In a sign of Navalny's power even in death, the dissident's mother on Thursday said she had finally been allowed to view his corpse at a Siberian morgue, even as authorities pressed her to hold a private funeral. “According to the law, they should have given me Alexei’s body right away, but they haven’t done it yet,” Lyudmila Navalnaya said on Navalny’s YouTube channel. “Instead, they blackmail me and set conditions for where, when and how Alexei should be buried.”

Prison officials said Navalny collapsed after feeling unwell. No independent autopsy has taken place.

While Lyudmila Navalnaya is working to give her son a proper funeral, the harassment of Yulia Navalnaya is likely only just beginning, a leading supporter of the Kremlin suggested.

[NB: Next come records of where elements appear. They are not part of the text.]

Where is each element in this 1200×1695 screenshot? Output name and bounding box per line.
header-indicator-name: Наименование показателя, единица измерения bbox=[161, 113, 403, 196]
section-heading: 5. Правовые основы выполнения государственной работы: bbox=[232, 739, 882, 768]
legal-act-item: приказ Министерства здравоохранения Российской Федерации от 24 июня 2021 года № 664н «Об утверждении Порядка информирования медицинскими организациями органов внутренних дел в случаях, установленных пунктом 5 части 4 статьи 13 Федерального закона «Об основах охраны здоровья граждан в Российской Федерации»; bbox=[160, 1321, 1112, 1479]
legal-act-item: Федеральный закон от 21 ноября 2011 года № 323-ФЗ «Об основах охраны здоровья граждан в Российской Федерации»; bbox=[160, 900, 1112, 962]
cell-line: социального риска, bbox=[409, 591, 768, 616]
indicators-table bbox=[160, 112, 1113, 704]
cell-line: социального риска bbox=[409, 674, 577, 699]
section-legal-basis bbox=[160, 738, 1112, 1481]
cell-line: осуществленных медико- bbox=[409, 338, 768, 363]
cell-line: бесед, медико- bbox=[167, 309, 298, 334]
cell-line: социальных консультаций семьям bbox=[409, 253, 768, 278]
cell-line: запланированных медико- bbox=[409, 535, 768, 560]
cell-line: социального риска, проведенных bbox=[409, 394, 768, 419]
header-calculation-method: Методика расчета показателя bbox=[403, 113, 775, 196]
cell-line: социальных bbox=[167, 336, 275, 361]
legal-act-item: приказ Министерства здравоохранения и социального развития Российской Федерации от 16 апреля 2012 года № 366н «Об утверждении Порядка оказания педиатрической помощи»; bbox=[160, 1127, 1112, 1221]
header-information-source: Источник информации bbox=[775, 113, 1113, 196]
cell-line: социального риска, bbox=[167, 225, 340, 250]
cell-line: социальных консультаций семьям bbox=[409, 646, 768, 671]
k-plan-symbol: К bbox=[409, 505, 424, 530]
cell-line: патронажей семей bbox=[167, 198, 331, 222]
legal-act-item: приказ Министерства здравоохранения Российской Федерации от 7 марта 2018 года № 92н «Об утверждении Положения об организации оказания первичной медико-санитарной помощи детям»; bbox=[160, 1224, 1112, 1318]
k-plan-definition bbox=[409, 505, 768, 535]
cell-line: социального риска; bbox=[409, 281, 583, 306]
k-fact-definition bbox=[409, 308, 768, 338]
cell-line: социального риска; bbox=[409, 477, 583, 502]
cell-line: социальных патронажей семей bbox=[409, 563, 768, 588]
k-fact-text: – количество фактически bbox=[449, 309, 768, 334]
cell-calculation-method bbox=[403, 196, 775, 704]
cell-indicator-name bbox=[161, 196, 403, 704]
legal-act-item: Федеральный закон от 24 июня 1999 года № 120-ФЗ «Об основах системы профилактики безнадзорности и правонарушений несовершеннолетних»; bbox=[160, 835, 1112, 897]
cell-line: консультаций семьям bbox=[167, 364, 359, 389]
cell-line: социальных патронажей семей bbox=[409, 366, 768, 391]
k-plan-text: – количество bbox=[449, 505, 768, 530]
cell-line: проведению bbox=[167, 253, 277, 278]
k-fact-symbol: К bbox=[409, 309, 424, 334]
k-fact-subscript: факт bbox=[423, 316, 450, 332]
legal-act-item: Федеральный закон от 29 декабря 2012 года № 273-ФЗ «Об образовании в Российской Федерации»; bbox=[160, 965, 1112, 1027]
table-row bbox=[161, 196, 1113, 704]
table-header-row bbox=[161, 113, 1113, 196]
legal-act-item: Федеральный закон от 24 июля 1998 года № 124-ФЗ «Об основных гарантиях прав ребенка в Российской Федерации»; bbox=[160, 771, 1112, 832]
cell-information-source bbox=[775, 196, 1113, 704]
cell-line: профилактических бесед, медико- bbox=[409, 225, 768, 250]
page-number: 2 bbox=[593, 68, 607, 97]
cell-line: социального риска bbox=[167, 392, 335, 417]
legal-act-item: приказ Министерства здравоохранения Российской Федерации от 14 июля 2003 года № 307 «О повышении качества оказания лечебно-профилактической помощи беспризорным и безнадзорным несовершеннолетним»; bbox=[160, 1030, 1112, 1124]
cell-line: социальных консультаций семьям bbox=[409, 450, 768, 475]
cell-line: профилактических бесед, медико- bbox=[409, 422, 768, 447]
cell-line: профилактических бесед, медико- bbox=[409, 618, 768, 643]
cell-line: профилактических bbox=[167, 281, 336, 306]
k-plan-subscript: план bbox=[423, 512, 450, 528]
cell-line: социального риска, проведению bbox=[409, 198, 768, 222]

“It is clear that the American or British intelligence agencies in charge of her want to make her a Joan of Arc,” Sergey Markov, a former Putin adviser, said of Yulia Navalnaya in a veiled threat published by Pravda.

“Our advice to her is to run away somewhere quiet.”

More: President Biden to hit Russia with 'major sanctions' in response to death of Navalny

'What would Alexei have done?'

People attend a protest march near the Russian emabssy in Berlin, Sunday, Feb. 18, 2024.
People attend a protest march near the Russian emabssy in Berlin, Sunday, Feb. 18, 2024.

As word first spread last week that Alexei Navalny had died inside a penal colony nicknamed 'Polar Wolf,' his widow made a bracing surprise appearance at a security conference in Germany, where she all but laid a curse on the Russian president.

“I would like Putin and all his staff, everybody around him, his government, his friends, I want them to know that they will be punished for what they have done with our country, with my family and with my husband,"Navalnaya said, her face gaunt and her voice firm.

And she explained her emergence to the foreground of world events.  “I thought about it quite a while. I thought, should I stand here before you, or should I go back to my children?” Navalyana explained to the gathering of diplomats, bureaucrats, and elected officials. "And then I thought, ‘What would Alexei have done in my place?’”

“And I’m sure that he would have been standing here on this stage.”